By May 1st 2007 only 8004 had not been re-introduced to service. It was first noted back running in passenger service on 19th July and it had received modifications to fit door well lights (for RVAR compliance) and CCTV. Subsequently other members of the class received these modifications.

The entire fleet of Junipers is to be "refreshed" at Bournemouth T&RSMD over a two year period. This work will feature CCTV, new seats and tables in first class, an internal repaint and on units not already modified installation of RVAR compliant lavatory and door lights. Whilst being refreshed the units will also undergo a C4 overhaul which involves removal for inspection and replacement if required of wheels, axles and suspension - the ride quality of Junipers having been criticised since new. It is expected that each unit will take a fortnight with one unit being done at a time. The pilot unit for the refreshment is 8006 went to Bournemouth on 10th December 2007 and returned to Wimbledon on 17th June 2008, so taking much longer that two weeks.

During October 2008 trials of regenerative braking were undertaken between Weymouth and Dorchester South or Wareham using 8027 as the calibration unit and at times 8002 or 8029 or Gatwick Express Juniper 460001 on passing tests, along with 3 Cig 1497 and 4Vep 3417 as static units.

 

Unit Specification:
Steel-built. Three vehicles in the formation are motored with two Alstom ONIX 800 270kW motors per car. The fourth vehicle is a trailer with the facility for a pantograph installation. Maximum speed is 100mph. They have the facility for both disc and regenerative braking. These vehicles can only work in multiple with other members of their class, thus repeating the inflexibility when class 508 units were first introduced on the Southern Region. The units are formed driving motor composite (DMC(A)), pantograph (not fitted) trailer standard (PTS), motor standard (MS) and driving motor composite (DMC(B)). The driving motor cars are 21.16 metres long and the intermediate cars 19.94. Power operated sliding doors are fitted.
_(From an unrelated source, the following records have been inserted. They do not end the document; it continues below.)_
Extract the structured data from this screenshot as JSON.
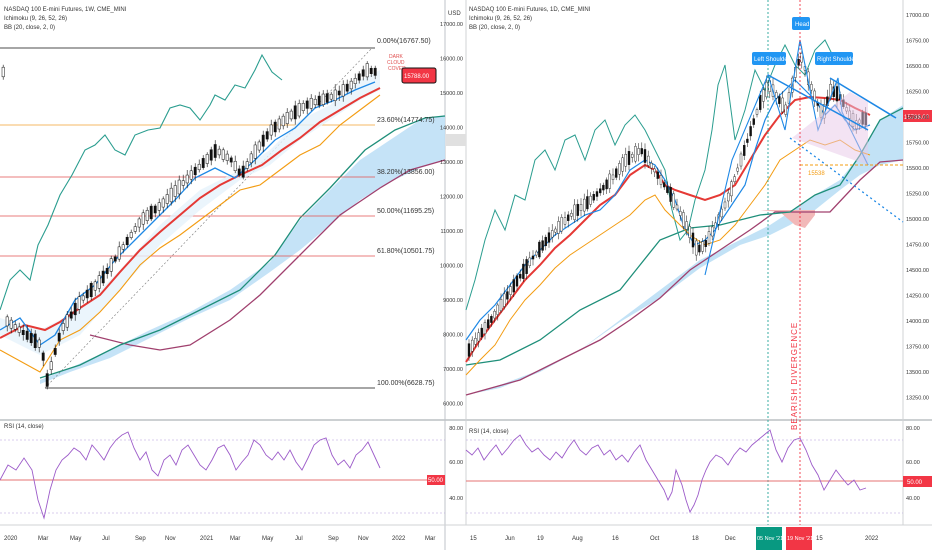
{
  "colors": {
    "cloud_fill": "#bfe0f6",
    "cloud_red": "#f2b8b8",
    "span_a": "#1f8f7a",
    "span_b": "#a0406e",
    "tenkan": "#1e88e5",
    "kijun": "#e53935",
    "chikou": "#2a9d8f",
    "bb": "#f39c12",
    "rsi": "#9c5bc9",
    "fib_gold": "#f0a030",
    "fib_red": "#e05050",
    "up_candle": "#ffffff",
    "down_candle": "#111111",
    "label_red": "#f23645",
    "label_teal": "#089981",
    "label_blue": "#2196f3"
  },
  "left_chart": {
    "legend": [
      "NASDAQ 100 E-mini Futures, 1W, CME_MINI",
      "Ichimoku (9, 26, 52, 26)",
      "BB (20, close, 2, 0)"
    ],
    "rsi_legend": "RSI (14, close)",
    "fib_levels": [
      {
        "label": "0.00%(16767.50)",
        "color": "black"
      },
      {
        "label": "23.60%(14774.75)",
        "color": "gold"
      },
      {
        "label": "38.20%(13856.00)",
        "color": "red"
      },
      {
        "label": "50.00%(11695.25)",
        "color": "red"
      },
      {
        "label": "61.80%(10501.75)",
        "color": "red"
      },
      {
        "label": "100.00%(6628.75)",
        "color": "black"
      }
    ],
    "annotation": [
      "DARK",
      "CLOUD",
      "COVER"
    ],
    "price_tag": "15788.00",
    "rsi_tag": "50.00",
    "x_ticks": [
      "2020",
      "Mar",
      "May",
      "Jul",
      "Sep",
      "Nov",
      "2021",
      "Mar",
      "May",
      "Jul",
      "Sep",
      "Nov",
      "2022",
      "Mar"
    ]
  },
  "right_chart": {
    "legend": [
      "NASDAQ 100 E-mini Futures, 1D, CME_MINI",
      "Ichimoku (9, 26, 52, 26)",
      "BB (20, close, 2, 0)"
    ],
    "rsi_legend": "RSI (14, close)",
    "left_axis_unit": "USD",
    "left_axis_ticks": [
      "17000.00",
      "16000.00",
      "15000.00",
      "14000.00",
      "13000.00",
      "12000.00",
      "11000.00",
      "10000.00",
      "9000.00",
      "8000.00",
      "7000.00",
      "6000.00"
    ],
    "rsi_left_ticks": [
      "80.00",
      "60.00",
      "50.00",
      "40.00"
    ],
    "right_axis_ticks": [
      "17000.00",
      "16750.00",
      "16500.00",
      "16250.00",
      "16000.00",
      "15750.00",
      "15500.00",
      "15250.00",
      "15000.00",
      "14750.00",
      "14500.00",
      "14250.00",
      "14000.00",
      "13750.00",
      "13500.00",
      "13250.00"
    ],
    "rsi_right_ticks": [
      "80.00",
      "60.00",
      "50.00",
      "40.00"
    ],
    "labels": {
      "head": "Head",
      "left_shoulder": "Left Shoulder",
      "right_shoulder": "Right Shoulder"
    },
    "target_label": "15538",
    "divergence_text": "BEARISH DIVERGENCE",
    "price_tag": "15788.00",
    "rsi_tag": "50.00",
    "date_tag_1": "05 Nov '21",
    "date_tag_2": "19 Nov '21",
    "x_ticks": [
      "15",
      "Jun",
      "19",
      "Aug",
      "16",
      "Oct",
      "18",
      "Dec",
      "15",
      "2022"
    ]
  },
  "chart_data": [
    {
      "type": "line",
      "title": "NASDAQ 100 E-mini Futures, 1W, CME_MINI",
      "x": [
        "2020-01",
        "2020-03",
        "2020-05",
        "2020-07",
        "2020-09",
        "2020-11",
        "2021-01",
        "2021-03",
        "2021-05",
        "2021-07",
        "2021-09",
        "2021-11"
      ],
      "series": [
        {
          "name": "NASDAQ 100 E-mini Futures, 1W, CME_MINI",
          "values": [
            8800,
            7200,
            9300,
            10800,
            11300,
            12000,
            13000,
            12900,
            13600,
            14900,
            15200,
            16300
          ]
        }
      ],
      "ylim": [
        6000,
        17500
      ]
    },
    {
      "type": "line",
      "title": "NASDAQ 100 E-mini Futures, 1D, CME_MINI",
      "x": [
        "2021-06-15",
        "2021-07-19",
        "2021-08-16",
        "2021-09-15",
        "2021-10-18",
        "2021-11-05",
        "2021-11-19",
        "2021-12-15"
      ],
      "series": [
        {
          "name": "NASDAQ 100 E-mini Futures, 1D, CME_MINI",
          "values": [
            14100,
            14900,
            15200,
            15500,
            14800,
            16300,
            16700,
            16100
          ]
        }
      ],
      "ylim": [
        13100,
        17100
      ]
    },
    {
      "type": "line",
      "title": "RSI (14, close)",
      "x": [
        "2021-06",
        "2021-08",
        "2021-10",
        "2021-11-05",
        "2021-11-19",
        "2021-12-20"
      ],
      "series": [
        {
          "name": "RSI (14, close)",
          "values": [
            58,
            62,
            32,
            78,
            74,
            44
          ]
        }
      ],
      "ylim": [
        25,
        85
      ]
    }
  ]
}
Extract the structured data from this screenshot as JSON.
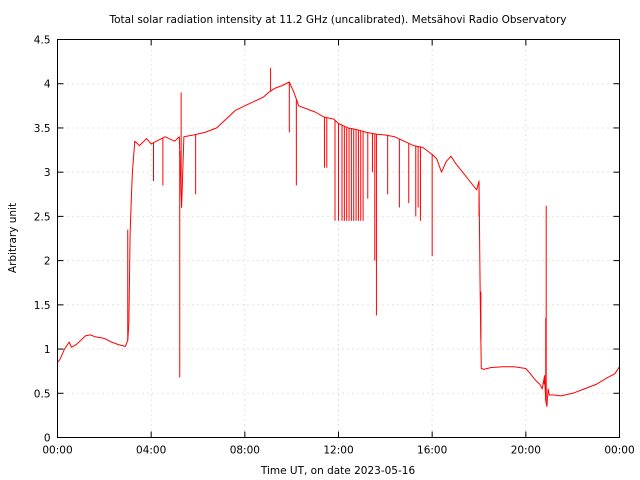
{
  "chart_data": {
    "type": "line",
    "title": "Total solar radiation intensity at 11.2 GHz (uncalibrated). Metsähovi Radio Observatory",
    "xlabel": "Time UT, on date 2023-05-16",
    "ylabel": "Arbitrary unit",
    "xlim": [
      0,
      24
    ],
    "ylim": [
      0,
      4.5
    ],
    "x_ticks": [
      {
        "value": 0,
        "label": "00:00"
      },
      {
        "value": 4,
        "label": "04:00"
      },
      {
        "value": 8,
        "label": "08:00"
      },
      {
        "value": 12,
        "label": "12:00"
      },
      {
        "value": 16,
        "label": "16:00"
      },
      {
        "value": 20,
        "label": "20:00"
      },
      {
        "value": 24,
        "label": "00:00"
      }
    ],
    "y_ticks": [
      {
        "value": 0,
        "label": "0"
      },
      {
        "value": 0.5,
        "label": "0.5"
      },
      {
        "value": 1,
        "label": "1"
      },
      {
        "value": 1.5,
        "label": "1.5"
      },
      {
        "value": 2,
        "label": "2"
      },
      {
        "value": 2.5,
        "label": "2.5"
      },
      {
        "value": 3,
        "label": "3"
      },
      {
        "value": 3.5,
        "label": "3.5"
      },
      {
        "value": 4,
        "label": "4"
      },
      {
        "value": 4.5,
        "label": "4.5"
      }
    ],
    "grid": true,
    "color": "#ff0000",
    "x": [
      0.0,
      0.1,
      0.3,
      0.5,
      0.6,
      0.8,
      1.0,
      1.2,
      1.4,
      1.6,
      2.0,
      2.3,
      2.6,
      2.9,
      3.0,
      3.05,
      3.1,
      3.15,
      3.2,
      3.3,
      3.5,
      3.8,
      4.0,
      4.3,
      4.6,
      5.0,
      5.2,
      5.3,
      5.4,
      5.8,
      6.3,
      6.8,
      7.2,
      7.6,
      8.0,
      8.4,
      8.8,
      9.0,
      9.3,
      9.6,
      9.9,
      10.1,
      10.3,
      10.6,
      11.0,
      11.4,
      11.8,
      12.0,
      12.4,
      12.8,
      13.2,
      13.6,
      14.0,
      14.4,
      14.8,
      15.2,
      15.6,
      16.0,
      16.2,
      16.4,
      16.6,
      16.8,
      17.0,
      17.3,
      17.6,
      17.9,
      18.0,
      18.05,
      18.1,
      18.2,
      18.5,
      19.0,
      19.5,
      20.0,
      20.2,
      20.4,
      20.6,
      20.7,
      20.8,
      20.85,
      20.9,
      20.95,
      21.0,
      21.2,
      21.5,
      22.0,
      22.5,
      23.0,
      23.5,
      23.8,
      24.0
    ],
    "y": [
      0.85,
      0.88,
      1.0,
      1.08,
      1.02,
      1.05,
      1.1,
      1.15,
      1.16,
      1.14,
      1.12,
      1.08,
      1.05,
      1.03,
      1.1,
      1.3,
      2.3,
      2.7,
      3.0,
      3.35,
      3.3,
      3.38,
      3.32,
      3.36,
      3.4,
      3.35,
      3.4,
      2.6,
      3.4,
      3.42,
      3.45,
      3.5,
      3.6,
      3.7,
      3.75,
      3.8,
      3.85,
      3.9,
      3.95,
      3.98,
      4.02,
      3.9,
      3.75,
      3.72,
      3.68,
      3.62,
      3.6,
      3.55,
      3.5,
      3.48,
      3.45,
      3.43,
      3.42,
      3.4,
      3.35,
      3.3,
      3.28,
      3.2,
      3.15,
      3.0,
      3.12,
      3.18,
      3.1,
      3.0,
      2.9,
      2.8,
      2.9,
      1.6,
      0.78,
      0.77,
      0.79,
      0.8,
      0.8,
      0.78,
      0.72,
      0.65,
      0.6,
      0.55,
      0.7,
      0.42,
      0.35,
      0.55,
      0.48,
      0.48,
      0.47,
      0.5,
      0.55,
      0.6,
      0.68,
      0.72,
      0.8
    ],
    "spikes": [
      {
        "x": 3.0,
        "y": 2.35
      },
      {
        "x": 5.22,
        "y": 0.68
      },
      {
        "x": 5.28,
        "y": 3.9
      },
      {
        "x": 4.1,
        "y": 2.9
      },
      {
        "x": 4.5,
        "y": 2.85
      },
      {
        "x": 5.9,
        "y": 2.75
      },
      {
        "x": 9.1,
        "y": 4.18
      },
      {
        "x": 9.9,
        "y": 3.45
      },
      {
        "x": 10.2,
        "y": 2.85
      },
      {
        "x": 11.4,
        "y": 3.05
      },
      {
        "x": 11.5,
        "y": 3.05
      },
      {
        "x": 11.85,
        "y": 2.45
      },
      {
        "x": 12.0,
        "y": 2.45
      },
      {
        "x": 12.15,
        "y": 2.45
      },
      {
        "x": 12.25,
        "y": 2.45
      },
      {
        "x": 12.35,
        "y": 2.45
      },
      {
        "x": 12.45,
        "y": 2.45
      },
      {
        "x": 12.55,
        "y": 2.45
      },
      {
        "x": 12.65,
        "y": 2.45
      },
      {
        "x": 12.75,
        "y": 2.45
      },
      {
        "x": 12.85,
        "y": 2.45
      },
      {
        "x": 12.95,
        "y": 2.45
      },
      {
        "x": 13.05,
        "y": 2.45
      },
      {
        "x": 13.25,
        "y": 2.7
      },
      {
        "x": 13.45,
        "y": 3.0
      },
      {
        "x": 13.55,
        "y": 2.0
      },
      {
        "x": 13.62,
        "y": 1.38
      },
      {
        "x": 14.1,
        "y": 2.75
      },
      {
        "x": 14.6,
        "y": 2.6
      },
      {
        "x": 15.0,
        "y": 2.65
      },
      {
        "x": 15.3,
        "y": 2.5
      },
      {
        "x": 15.4,
        "y": 2.6
      },
      {
        "x": 15.5,
        "y": 2.45
      },
      {
        "x": 16.0,
        "y": 2.05
      },
      {
        "x": 18.0,
        "y": 2.5
      },
      {
        "x": 18.02,
        "y": 2.4
      },
      {
        "x": 18.08,
        "y": 1.65
      },
      {
        "x": 20.78,
        "y": 0.6
      },
      {
        "x": 20.87,
        "y": 2.62
      },
      {
        "x": 20.85,
        "y": 1.35
      }
    ]
  }
}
8020 entering the platform at Waterloo The other end of the operation!  8020, trailed by 8023, entering platform 19 at Waterloo with the 11.42 service from Reading on 29th June 2006, 8023's last day of operation before re-introduction in December.

photograph by Colin Duff
8006 and 8020 stabled in Clapham Yard A shot which is perhaps  representative of the class for much of their lives until now, i.e. being stabled!  Here 8006 (with 8020 right) is in Clapham Yard on 19th June 2006.

photograph by Colin Duff
four 458 units at Reading A scene which was thought would not be witnessed for much longer - four 458 units in platforms 4a/b at Reading. This was captured on June 29th, which was due to be the penultimate day of service of class 458s on South West Trains.  Left 8010 (nearest camera) and 8026, right 8023 (nearest camera) and 8020.  8020/8023 will be the 15.12 departure to Waterloo (WM701/702) and 8026/8010 the 15.42 departure to Waterloo (WM703/704).  Not pictured, but the third pair of units this day were 8019 and 8018 working the WM705/706 am diagram.